The last episode written and directed by Morgan was Mulder and Scully Meet the Were-Monster: an episode that stands as one of the show’s very best. The Lost Art of Forehead Sweat isn’t as good as Were-Monster, though I think the reason for this is less to do with the differing quality between the two and more the fact that Were-Monster is a beacon of light in the darkness of season ten, whereas Forehead Sweat is the just an inch above a really good run of episodes. 

The premise, as with all Darin Morgan episodes, is deceptively simple: Mulder and Scully meet some guy called Reggie who claims that he is the third member of The X-Files team and has been with them from the beginning.

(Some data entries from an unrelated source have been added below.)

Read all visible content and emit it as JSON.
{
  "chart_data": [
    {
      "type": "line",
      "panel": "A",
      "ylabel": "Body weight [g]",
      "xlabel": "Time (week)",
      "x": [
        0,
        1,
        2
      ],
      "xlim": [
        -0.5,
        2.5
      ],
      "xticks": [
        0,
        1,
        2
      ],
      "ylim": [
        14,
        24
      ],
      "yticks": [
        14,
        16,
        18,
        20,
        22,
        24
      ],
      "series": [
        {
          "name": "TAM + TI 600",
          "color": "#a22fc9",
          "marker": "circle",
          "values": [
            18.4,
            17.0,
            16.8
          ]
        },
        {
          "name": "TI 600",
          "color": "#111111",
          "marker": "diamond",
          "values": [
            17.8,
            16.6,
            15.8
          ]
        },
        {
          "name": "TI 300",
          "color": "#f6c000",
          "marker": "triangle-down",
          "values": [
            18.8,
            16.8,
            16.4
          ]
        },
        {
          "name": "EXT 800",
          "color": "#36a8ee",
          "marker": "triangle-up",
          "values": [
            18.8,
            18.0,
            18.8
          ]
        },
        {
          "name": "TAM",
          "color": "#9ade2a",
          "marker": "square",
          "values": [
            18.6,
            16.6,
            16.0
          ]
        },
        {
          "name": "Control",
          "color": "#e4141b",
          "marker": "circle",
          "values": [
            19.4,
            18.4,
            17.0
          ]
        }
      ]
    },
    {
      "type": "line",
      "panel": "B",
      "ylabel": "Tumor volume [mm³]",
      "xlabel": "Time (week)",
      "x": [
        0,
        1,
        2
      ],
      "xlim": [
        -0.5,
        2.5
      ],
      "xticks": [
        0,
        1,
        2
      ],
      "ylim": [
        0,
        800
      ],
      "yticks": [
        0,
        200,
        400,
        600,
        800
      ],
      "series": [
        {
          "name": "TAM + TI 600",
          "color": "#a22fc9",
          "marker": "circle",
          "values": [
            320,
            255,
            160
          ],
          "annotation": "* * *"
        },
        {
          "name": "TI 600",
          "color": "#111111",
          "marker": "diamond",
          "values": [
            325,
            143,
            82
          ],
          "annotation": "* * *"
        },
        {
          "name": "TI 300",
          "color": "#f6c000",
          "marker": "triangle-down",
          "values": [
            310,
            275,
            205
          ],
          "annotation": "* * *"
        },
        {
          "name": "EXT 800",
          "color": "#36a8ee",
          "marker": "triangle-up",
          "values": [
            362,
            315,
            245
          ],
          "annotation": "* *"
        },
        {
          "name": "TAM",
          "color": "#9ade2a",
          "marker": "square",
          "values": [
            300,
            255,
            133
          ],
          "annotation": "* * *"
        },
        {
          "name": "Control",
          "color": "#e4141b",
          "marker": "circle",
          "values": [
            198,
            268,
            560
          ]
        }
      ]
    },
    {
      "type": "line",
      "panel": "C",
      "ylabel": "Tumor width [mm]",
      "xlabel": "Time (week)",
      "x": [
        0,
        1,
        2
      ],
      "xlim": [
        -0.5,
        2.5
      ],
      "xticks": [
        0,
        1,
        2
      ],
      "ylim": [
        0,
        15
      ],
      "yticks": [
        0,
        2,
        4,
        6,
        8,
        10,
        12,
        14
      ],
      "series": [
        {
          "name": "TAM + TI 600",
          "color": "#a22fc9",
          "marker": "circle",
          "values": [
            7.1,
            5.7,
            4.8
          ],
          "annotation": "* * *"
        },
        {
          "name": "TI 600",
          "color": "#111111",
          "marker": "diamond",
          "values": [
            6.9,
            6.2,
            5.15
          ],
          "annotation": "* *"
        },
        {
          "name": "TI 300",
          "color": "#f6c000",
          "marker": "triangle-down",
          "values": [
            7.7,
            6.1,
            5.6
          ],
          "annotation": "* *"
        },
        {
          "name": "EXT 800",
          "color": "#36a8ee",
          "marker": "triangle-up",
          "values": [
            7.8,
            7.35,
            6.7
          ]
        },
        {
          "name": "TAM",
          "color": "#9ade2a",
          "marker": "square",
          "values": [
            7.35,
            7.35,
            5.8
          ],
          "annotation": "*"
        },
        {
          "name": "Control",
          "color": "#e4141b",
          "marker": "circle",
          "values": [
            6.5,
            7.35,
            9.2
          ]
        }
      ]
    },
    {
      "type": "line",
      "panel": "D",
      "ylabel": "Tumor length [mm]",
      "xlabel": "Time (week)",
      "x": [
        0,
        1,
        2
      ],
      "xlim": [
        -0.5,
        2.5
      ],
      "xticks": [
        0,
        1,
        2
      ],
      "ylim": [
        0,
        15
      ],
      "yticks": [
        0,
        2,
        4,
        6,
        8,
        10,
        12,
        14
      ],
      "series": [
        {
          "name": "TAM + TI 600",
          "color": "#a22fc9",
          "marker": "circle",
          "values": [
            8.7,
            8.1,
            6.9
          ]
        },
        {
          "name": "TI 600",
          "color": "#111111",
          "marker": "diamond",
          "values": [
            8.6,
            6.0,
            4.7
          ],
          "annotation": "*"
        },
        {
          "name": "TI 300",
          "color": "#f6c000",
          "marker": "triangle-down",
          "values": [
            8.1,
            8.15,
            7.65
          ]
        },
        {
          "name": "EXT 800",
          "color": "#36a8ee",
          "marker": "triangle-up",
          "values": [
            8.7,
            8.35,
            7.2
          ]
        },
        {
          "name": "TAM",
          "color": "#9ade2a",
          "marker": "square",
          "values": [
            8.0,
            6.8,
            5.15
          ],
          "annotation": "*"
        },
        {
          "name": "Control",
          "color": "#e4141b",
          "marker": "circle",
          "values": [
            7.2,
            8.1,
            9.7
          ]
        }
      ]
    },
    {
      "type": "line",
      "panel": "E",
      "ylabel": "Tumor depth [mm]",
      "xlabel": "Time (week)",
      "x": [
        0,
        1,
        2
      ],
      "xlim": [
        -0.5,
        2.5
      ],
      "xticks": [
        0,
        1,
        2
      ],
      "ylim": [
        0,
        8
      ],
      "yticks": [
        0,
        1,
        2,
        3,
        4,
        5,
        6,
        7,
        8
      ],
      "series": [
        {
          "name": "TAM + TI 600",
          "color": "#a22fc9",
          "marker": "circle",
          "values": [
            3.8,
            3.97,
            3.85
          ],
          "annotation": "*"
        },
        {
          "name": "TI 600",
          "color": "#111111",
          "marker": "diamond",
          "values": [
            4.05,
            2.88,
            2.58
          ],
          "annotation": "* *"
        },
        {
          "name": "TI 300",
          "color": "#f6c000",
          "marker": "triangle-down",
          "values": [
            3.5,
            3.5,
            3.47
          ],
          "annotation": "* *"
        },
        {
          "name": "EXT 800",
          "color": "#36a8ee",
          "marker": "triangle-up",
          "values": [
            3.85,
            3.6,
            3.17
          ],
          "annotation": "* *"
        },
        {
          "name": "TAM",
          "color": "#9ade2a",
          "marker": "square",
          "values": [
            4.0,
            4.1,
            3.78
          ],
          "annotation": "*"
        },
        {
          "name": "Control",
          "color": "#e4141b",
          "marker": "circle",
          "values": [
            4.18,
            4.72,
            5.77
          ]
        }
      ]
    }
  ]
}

We know this isn’t true, Mulder and Scully know this isn’t true, but using the Mandela Effect – “shared false memory phenomenon dubbed coined by self-described ‘paranormal consultant’ Fiona Broome, in reference to her false memory of the death of South African anti-Apartheid leader Nelson Mandela in prison in the 1980s, which she claimed was shared by “perhaps thousands” of other people.” I got that off of Wikipedia, which is absurd because of how easy it is to edit the information on there. Is Wikipedia the new Syndicate?

If Were-Monster was a frank look at legacy, then Forehead Sweat is just an unadulterated celebration of the elasticity inherent in the monster of the week format. Not since Sam and Dean Winchester were thrown into an alternate reality where they were actually Jared Padalecki and Jensen Ackles, stars of the hit Tumblr creator, Supernatural, has the very DNA a television show been used to poke fun at itself.

Whether it’s Reggie being superimposed into some of the best and worst moments of the show (if nothing else, Reggie is a true fan), the central meetings in the parking garage (how many brilliant, silly, and brutal things have happened in the FBI car park?), or Mulder’s tantrum when an alien gives him all of the answers. 

This last part is particularly funny, because my relationship with the show has changed so much over the years. I started off a mythology guy, thinking that the MOTW stuff was an interesting distraction. I, like Mulder, wanted all of the answers to the alien conspiracy, but the reality is that neither I or Mulder neve got very close. And yet, here is the beauty of The X-Files. The mythology is not the point. An alien invasion can be threatened and threatened, but Chris Carter will never pull the trigger on it, hell, the season ten finale was ret-conned into a Scully premonition. The answers would mean the end, and neither Mulder or me want that.

The answers we want, the proof we are looking for, it’s all in the monster-of-the week-episodes. My last positive word on the series is this. The X-Files is not about aliens. The X-Files is about the many wonders, mysteries, and monstrosities right here on planet Earth, and the two beautiful weirdoes that search for them.